Depois de Horas é o filme de Martin Scorsese que poderia facilmente ter sido feito pelo Woody Allen. E, vale a ressalva, Woody Allen é o tipo de diretor que fez um musical sobre gangsters do Harlem e não usou atores negros. Então… Depois de Horas é só mais uma evidência da limitação racial desses grandes diretores hollywoodianos.

Chegamos aos dois filmes que poderiam ter negros como protagonistas; Táxi Driver e Rei da Comédia. E não por que eles apresentam dois protagonistas fracassados, mas por representarem pessoas esmagadas por uma sociedade que te vê deitado no chão, cospe e ainda chuta a sua barriga. Táxi Driver e Rei da Comédia conversam muito com a ideia do que fazer quando se é socialmente invisível. Imaginem a força que esses filmes ganhariam com protagonistas negros? Não estou dizendo que eles ficariam melhores ou piores, mas ganhariam um contexto, ganhariam entrelinhas que não existem da forma como foram concebidos. Mas o que levou aos protagonistas a serem brancos? Sei lá, a predileção pro DeNiro, talvez, como foi algumas vezes por DiCaprio, mas será que é só isso?

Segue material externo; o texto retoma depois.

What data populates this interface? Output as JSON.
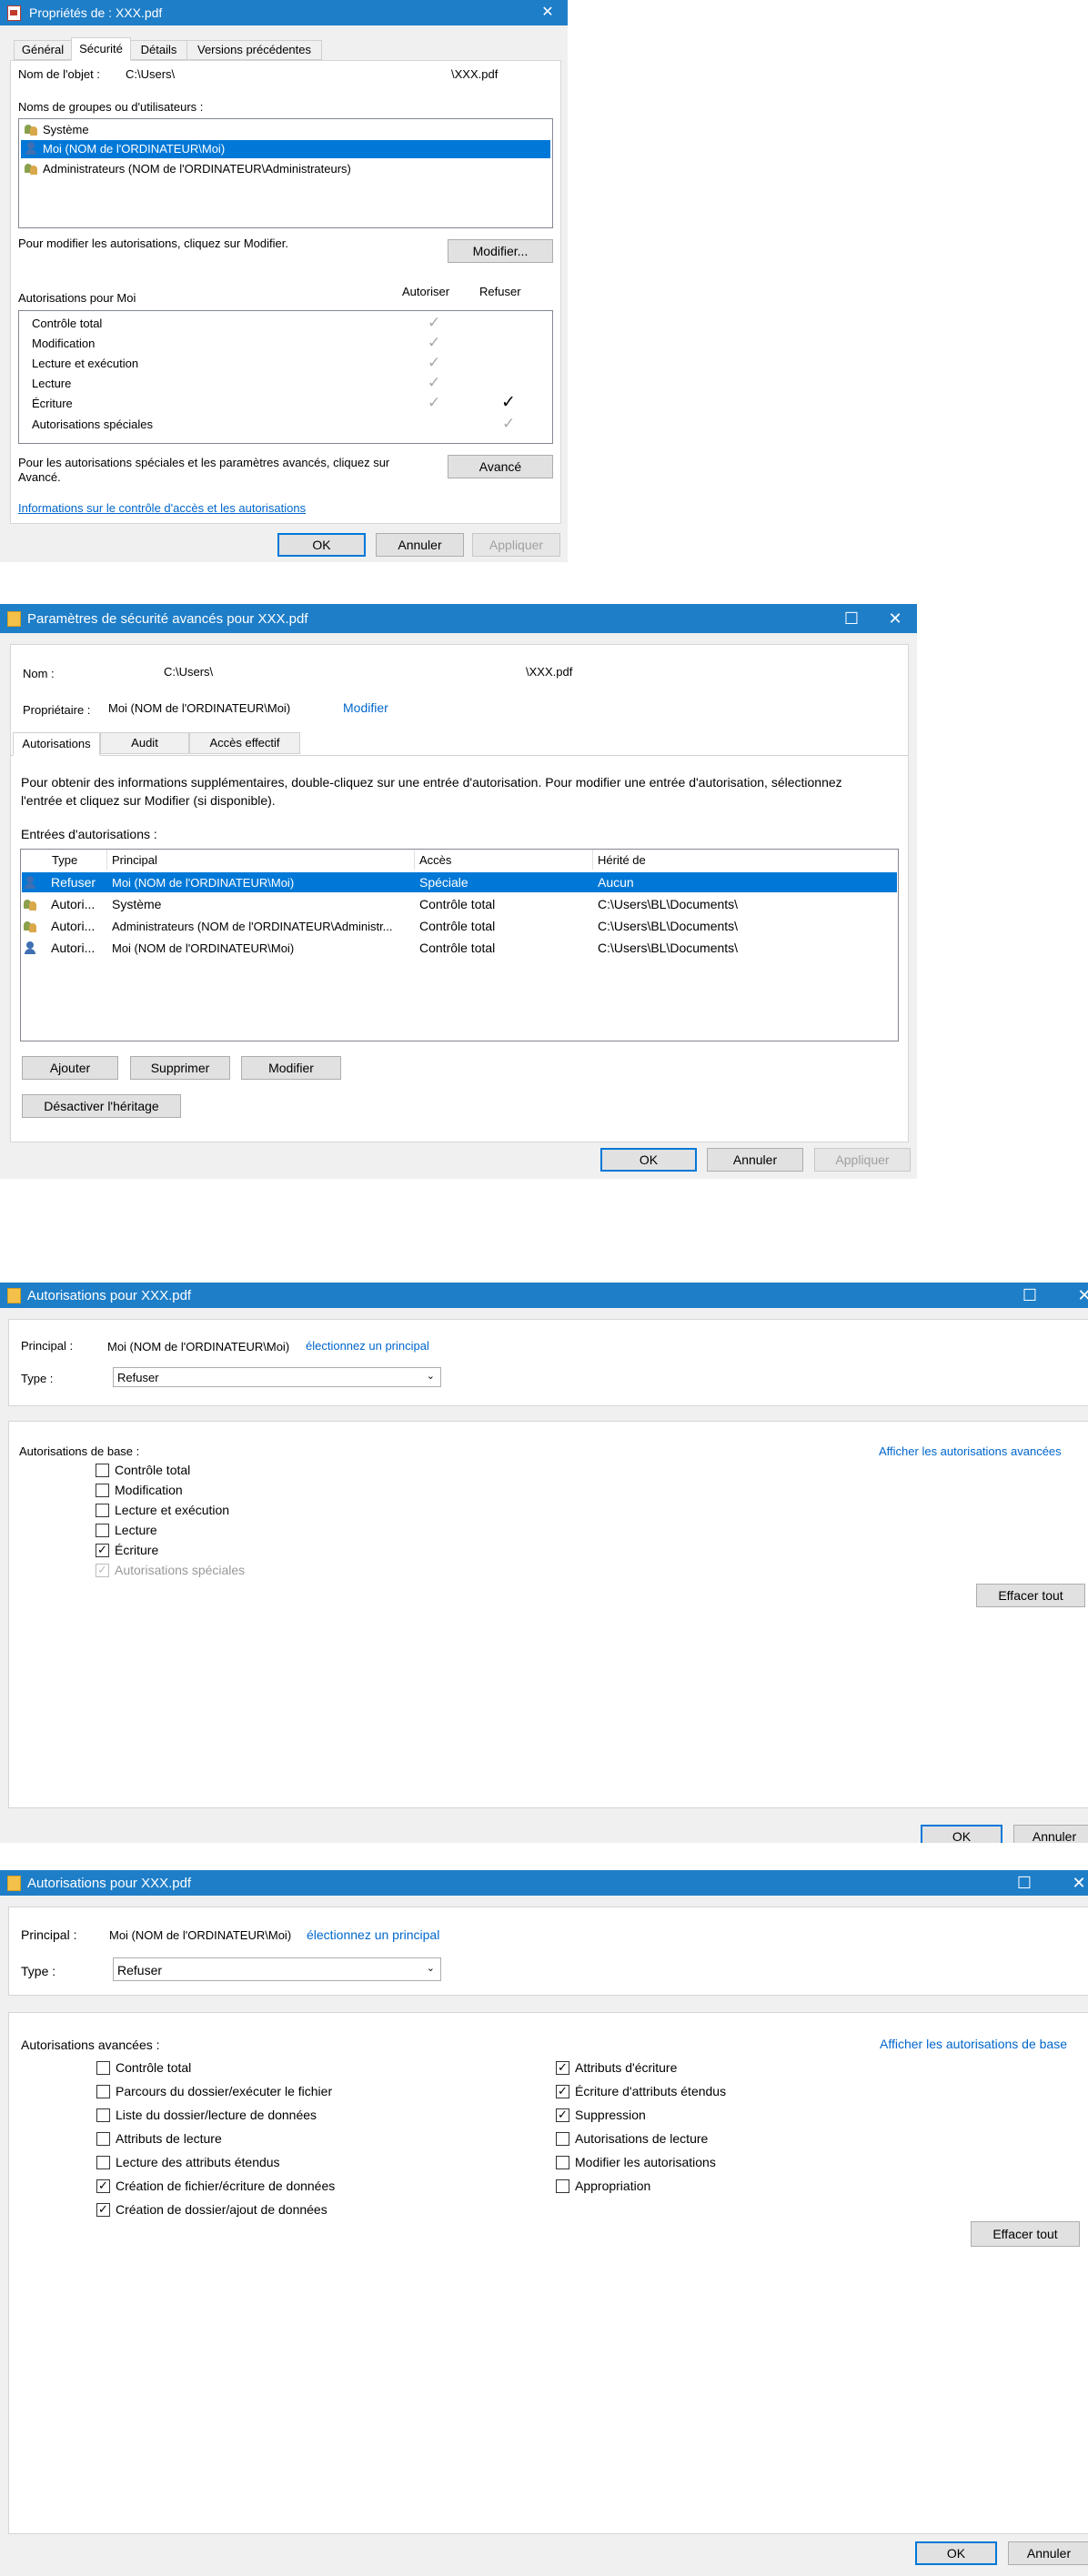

Afirmo e reafirmo a importância da arte como ferramenta para que todas as histórias sejam contadas. É necessário, é prazeroso, é fundamental a pluralidade de gêneros, cores, formas, ideologias e etc. para que os espectadores entendam que num mundo global, todas as pessoas podem coexistir. Para não parecer chato, vou indicar o meu filme predileto do Scorsese; Cabo do Medo. Ele nem entrou na lista por causa do critério lá do IMDB. Ah…… ele também poderia ser protagonizado por um negro, mas não é. #WakandaForever
Por que não é mimimi?
A cultura pop é formada por mentes criativas e suas grandes ideias. Produtores, diretores, executivos, show runners… apesar do termo “cultura pop” nos levar a imaginar algo intangível, todo esse espaço é formado por pessoas. Essas pessoas precisam ter a ciência de que vivemos em um mundo global e plural. Não adianta só alguns serem, não há como estar satisfeito em um mundo em que alguém sinta-se à vontade com a ideia de que existe algum promotor de arte que não se veja na obrigação de promover um espaço em que todas as vozes possam ser ouvidas. Eu não quero Martin Scorsece só com atores e atrizes brancas e Jordan Peele só com atores e atrizes negras, quero diretores que possam trabalhar com todos os tipos de profissionais. A arte não tem e nunca teve um caráter limitador. Então… não é mimimi.